恐る恐る振り返ると、副団長がゆっくりと言った。
「俺は警告したぞ、入ったら後悔するってな。」
「えっと………」
副団長が後ろ手にドアのカギをかける音が響いた。
「あの、副団長!」
「ウルドだろ?」
艶のある声にゾクッとする。
「う、ウルド?なんか、その、私、帰ろっかな~。」
「悪いが逃がす気はない。」
「えっと、体調悪いんだよね?長居しない方が良いよね?」
「大丈夫だ。ただの発情期だからな。」
「発…!」
「好きな女が居ないうちは我慢も出来るが、好きな女が出来れば別だ、その女が欲しくてたまらなくなる。
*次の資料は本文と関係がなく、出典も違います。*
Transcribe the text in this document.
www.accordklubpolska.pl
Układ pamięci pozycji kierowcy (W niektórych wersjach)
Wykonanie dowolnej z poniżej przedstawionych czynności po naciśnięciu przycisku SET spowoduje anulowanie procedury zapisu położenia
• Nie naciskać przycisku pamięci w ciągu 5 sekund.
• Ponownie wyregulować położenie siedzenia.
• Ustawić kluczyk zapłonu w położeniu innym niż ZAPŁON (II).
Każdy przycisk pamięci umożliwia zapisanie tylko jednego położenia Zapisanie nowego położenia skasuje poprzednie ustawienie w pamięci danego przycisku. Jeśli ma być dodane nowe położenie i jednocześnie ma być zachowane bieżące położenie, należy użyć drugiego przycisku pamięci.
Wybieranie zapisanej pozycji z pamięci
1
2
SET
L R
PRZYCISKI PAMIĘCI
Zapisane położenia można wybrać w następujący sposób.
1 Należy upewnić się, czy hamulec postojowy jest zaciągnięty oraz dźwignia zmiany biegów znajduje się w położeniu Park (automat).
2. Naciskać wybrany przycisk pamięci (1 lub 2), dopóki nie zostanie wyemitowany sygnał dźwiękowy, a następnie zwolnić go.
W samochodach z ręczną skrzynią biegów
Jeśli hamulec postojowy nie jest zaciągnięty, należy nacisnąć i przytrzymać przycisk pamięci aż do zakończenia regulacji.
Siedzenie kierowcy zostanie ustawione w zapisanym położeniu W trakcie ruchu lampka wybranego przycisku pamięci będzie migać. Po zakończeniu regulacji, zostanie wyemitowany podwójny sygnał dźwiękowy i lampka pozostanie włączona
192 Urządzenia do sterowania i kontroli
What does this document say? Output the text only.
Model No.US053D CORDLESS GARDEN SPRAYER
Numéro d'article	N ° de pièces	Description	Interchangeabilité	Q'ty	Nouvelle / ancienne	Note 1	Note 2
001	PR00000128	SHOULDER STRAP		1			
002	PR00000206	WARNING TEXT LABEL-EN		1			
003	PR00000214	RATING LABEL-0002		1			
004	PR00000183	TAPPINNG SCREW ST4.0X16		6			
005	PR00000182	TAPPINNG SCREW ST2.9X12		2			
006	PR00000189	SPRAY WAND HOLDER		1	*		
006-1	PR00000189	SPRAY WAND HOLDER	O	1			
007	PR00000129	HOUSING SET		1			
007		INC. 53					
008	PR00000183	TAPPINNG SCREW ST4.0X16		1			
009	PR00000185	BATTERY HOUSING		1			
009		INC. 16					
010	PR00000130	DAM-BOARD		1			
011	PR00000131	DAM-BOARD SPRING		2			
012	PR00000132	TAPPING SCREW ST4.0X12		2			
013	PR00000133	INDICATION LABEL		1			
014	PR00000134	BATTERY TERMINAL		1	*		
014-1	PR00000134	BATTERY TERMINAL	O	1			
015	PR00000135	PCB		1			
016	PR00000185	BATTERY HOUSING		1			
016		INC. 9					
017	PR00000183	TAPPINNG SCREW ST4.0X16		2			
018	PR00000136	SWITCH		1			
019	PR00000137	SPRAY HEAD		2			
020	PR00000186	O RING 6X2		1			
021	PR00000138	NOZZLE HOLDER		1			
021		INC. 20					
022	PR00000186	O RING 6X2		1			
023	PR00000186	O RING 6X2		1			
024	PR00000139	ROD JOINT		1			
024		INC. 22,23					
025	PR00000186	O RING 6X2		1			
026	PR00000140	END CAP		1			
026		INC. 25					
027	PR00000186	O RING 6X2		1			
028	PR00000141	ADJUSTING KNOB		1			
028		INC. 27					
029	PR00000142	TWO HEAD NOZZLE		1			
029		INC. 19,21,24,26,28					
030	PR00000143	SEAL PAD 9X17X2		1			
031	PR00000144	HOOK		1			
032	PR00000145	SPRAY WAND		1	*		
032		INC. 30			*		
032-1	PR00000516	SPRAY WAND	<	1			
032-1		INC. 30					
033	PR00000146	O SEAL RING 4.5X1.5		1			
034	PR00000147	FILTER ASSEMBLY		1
だから今日休みをもらって落ち着こうとしてるってのにそっちからノコノコやって来るとはな。」
副団長は私の肩を押すとベッドに倒した。
「寝室まで来たのはヒナギクだ。」
パニックの私にのしかかり、軽いキスをしてくる副団長の尻尾がブンブン音がしそうなほど振られている。
「う、ウルド、待て!」
「無理に決まってるだろ?こっちは発情期なんだからな。」
「あう、待った、心の準備が‼」
「………」
副団長は尻尾をシュンとさせ、苦しそうな顔をすると私からどいてくれた。
「早く行け!理性がもたん。」
不謹慎だが、副団長のその姿はかなり可愛い。
私は何だかそれだけでキュンキュンで全部が受け入れられる気がした。
思わずウルドに抱きついてしまったのは許してほしい。
「ヒナギク!」
「良いよ。怯えてごめんね。」
「!」
「怖いのはウルドにじゃないし、ウルドとなら怖くないって思えたから良いよ。」
ウルドの驚いた顔とピンとした尻尾が可愛い。
私はとりあえずベッドにのると言った。
「優しくしてね。」
ウルドはゆっくりと私のもとに来ると私を抱き締めて言った。
「悪い、優しくしてやる自信がない。」
「え?」
「悪い。」
「ちょ!まっ、あっ……やっ…んっ」
うん。
逃げなかった私は馬鹿なのかもしれない。
ウルガルドさんを気に入ったがために書き始めた作品でした。
今までお付き合いくださり幸せでした。